I do not believe that it is a result of the side load or something created from the thumb pulling the hammer back. I believe it has to do with the sudden stop of the hammer (impact) when it is fired or hits the CSB when dry firing.

Maybe I have installed the spur too far back. And need to make sure it is far enough forward in order for the set screw to tighten down in the very bottom of the concave cut out in the hammer? I thought I tried to wiggle the spur as I slowly tighten the set screw so that it would center itself in this low area.

Anyhow this is really ticking me off!

Swany. What "epoxy would you suggest to glue the darn thing on? (JB weld)?

Heck part of me just wants to weld or braze the thing on the hammer. I'm thinking the very back edge of the hammer and a bead onto the spur.Although this would be virtually permenent. But a file to the "weld" would be able to remove if required I would think.
 
#16 ·
Yep! JB Weld is the best. The idea is to have it stay put. I've done my workaround so they are not necessary on my scoped guns, I have given all my spurs away.

I have seriously thought about heating and bending the hammer to the right for myself. The newer wider hammers have serrations for the thumb operation, simply adding a drop or two of epoxy then installing the spur, wipe off the excess, the serrations with glue should hold it. I do have several single shot shotguns that I have JB Welded scope bases on are still holding up under that recoil.
 
#17 ·
flyingfool said:
Heck part of me just wants to weld or braze the thing on the hammer. I'm thinking the very back edge of the hammer and a bead onto the spur.Although this would be virtually permenent. But a file to the "weld" would be able to remove if required I would think.
Not weld or braze, but solder. Then, if you wanted to remove it, all you'd need would be heat.
 
#18 ·
I had repeated problems with the marlin hammer extensions on both my son's new Marlin .30.30MXLR, and my Marin .308MX rifle.

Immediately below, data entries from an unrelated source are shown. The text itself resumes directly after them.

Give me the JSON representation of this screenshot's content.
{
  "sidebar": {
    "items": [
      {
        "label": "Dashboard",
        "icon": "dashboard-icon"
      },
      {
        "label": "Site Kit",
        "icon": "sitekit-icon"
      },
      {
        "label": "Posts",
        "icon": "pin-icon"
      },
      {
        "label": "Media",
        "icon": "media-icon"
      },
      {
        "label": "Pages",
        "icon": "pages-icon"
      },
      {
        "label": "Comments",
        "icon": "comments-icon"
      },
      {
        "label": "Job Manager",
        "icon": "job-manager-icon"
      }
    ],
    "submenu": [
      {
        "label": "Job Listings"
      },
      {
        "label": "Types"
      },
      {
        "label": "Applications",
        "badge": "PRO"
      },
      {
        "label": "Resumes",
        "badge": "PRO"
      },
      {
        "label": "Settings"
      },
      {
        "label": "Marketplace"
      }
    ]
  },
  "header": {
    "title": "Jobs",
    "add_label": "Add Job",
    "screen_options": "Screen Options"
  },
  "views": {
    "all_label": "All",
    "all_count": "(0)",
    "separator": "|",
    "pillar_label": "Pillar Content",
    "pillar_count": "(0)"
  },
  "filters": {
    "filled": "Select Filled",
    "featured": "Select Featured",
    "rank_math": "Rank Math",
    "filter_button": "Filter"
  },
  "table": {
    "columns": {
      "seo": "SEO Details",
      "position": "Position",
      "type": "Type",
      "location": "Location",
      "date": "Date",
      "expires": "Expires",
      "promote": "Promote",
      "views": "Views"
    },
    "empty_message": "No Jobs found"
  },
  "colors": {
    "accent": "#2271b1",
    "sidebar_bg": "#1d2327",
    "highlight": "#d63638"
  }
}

I finally used a drop of superglue on each, and so far that has worked...what a pain.

You'd think Marlin would send a hammer extension that would fit up the way they say it will in their instructions....

We'd never know that we weren't the only ones having this very frustrating problem if it weren't for forums like this one!! :(
 
#19 ·
I cannot keep mine on even with blue loctite. I had another one come off today while shooting my .308mx. My thumbs are small enough that I really don't need them anyway so I am just going to leave them off. The only one I have that will stay on is an old flat one on my Glenfield that I shoot with open sights. Go figure.
 
#20 ·
Red Lock Tite doesn't work either!

The inside of the hammer spur is so smooth, I'd worry about adhesion of JB weld on the spur. The hammer has the serrations. Maybe I could cut serrations on this with a dremmel tool for some additional adhesion.

I think my JB weld is old. I have not had good luck with it. Maybe I should buy some fresh stuff and give it a try. I don't have much to loose other than a bunch of PITA clean up if it doesn't work and I want to move on to solder.

Solder may also be the answer. I would think that the heat would suck the solder into cracks. Would the heat necessary to get the solder to work cause a loss in the temper in the hammer metal?